Distributional Convergence of the Empirical Laplacians with Integral Kernels on Domains with Boundaries
Bernard Akwei, Luke Rogers, Alexander Teplyaev
TL;DR
The paper analyzes when and how the empirical graph Laplacians built from i.i.d. samples with kernel K converge to a Laplacian-type operator on a domain, including manifolds with boundary. It introduces D_{ε,n} and a kernel-induced operator Δ_K, proving a central limit theorem for the deviation between the empirical and averaging operators and establishing convergence to Δ_K under weakened smoothness (f ∈ C^{2,θ}) and non-uniform sampling density g. It also demonstrates asymptotically vanishing correlations of the fluctuations across distinct points, and extends the theory to domains with boundary, defining a boundary-aware Laplacian Δ_{K, A(p)} that accounts for the local geometry of the boundary.
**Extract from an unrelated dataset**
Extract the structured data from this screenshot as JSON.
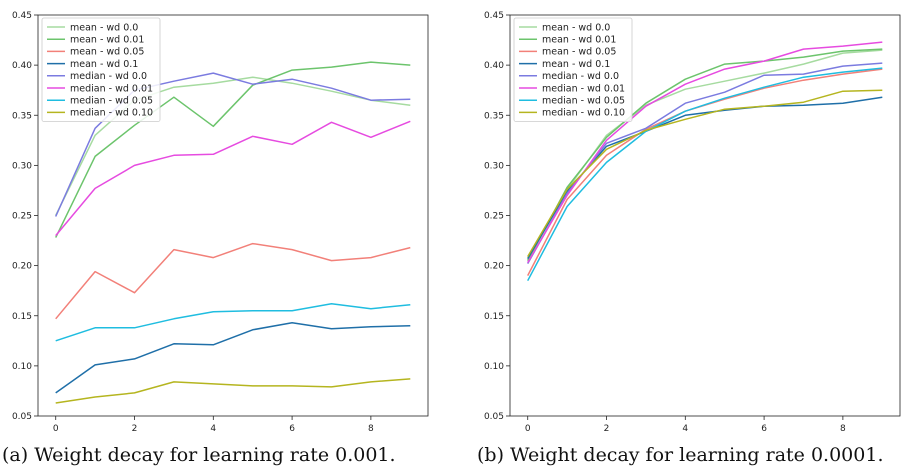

The results generalize prior work to more general kernels, lower regularity, non-uniform sampling, and boundary effects, providing a more robust foundation for Laplacian-based dimension reduction in real-world, non-smooth data settings.
Abstract
Motivated by the problem of understanding theoretical bounds for the performance of the Belkin-Niyogi Laplacian eigencoordinate approach to dimension reduction in machine learning problems, we consider the convergence of random graph Laplacian operators to a Laplacian-type operator on a manifold. For $\{X_j\}$ i.i.d.\ random variables taking values in $\mathbb{R}^d$ and $K$ a kernel with suitable integrability we define random graph Laplacians \begin{equation*} D_{ε,n}f(p)=\frac{1}{nε^{d+2}}\sum_{j=1}^nK\left(\frac{p-X_j}ε\right)(f(X_j)-f(p)) \end{equation*} and study their convergence as $ε=ε_n\to0$ and $n\to\infty$ to a second order elliptic operator of the form \begin{align*} Δ_K f(p) &= \sum_{i,j=1}^d\frac{\partial f}{\partial x_i}(p)\frac{\partial g}{\partial x_j}(p)\int_{\mathbb{R}^d}K(-t)t_it_jdλ(t)\\ &\quad +\frac{g(p)}{2}\sum_{i,j=1}^d\frac{\partial^2f}{\partial x_i\partial x_j}(p)\int_{\mathbb{R}^d}K(-t)t_it_jdλ(t). \end{align*} Our results provide conditions that guarantee that $D_{ε_n,n}f(p)-Δ_Kf(p)$ converges to zero in probability as $n\to\infty$ and can be rescaled by $\sqrt{nε_n^{d+2}}$ to satisfy a central limit theorem. They generalize the work of Giné--Koltchinskii~\cite{gine2006empirical} and Belkin--Niyogi~\cite{belkin2008towards} to allow manifolds with boundary and a wider choice of kernels $K$, and to prove convergence under weaker smoothness assumptions and a correspondingly more precise choice of conditions on the asymptotics of $ε_n$ as $n\to\infty$.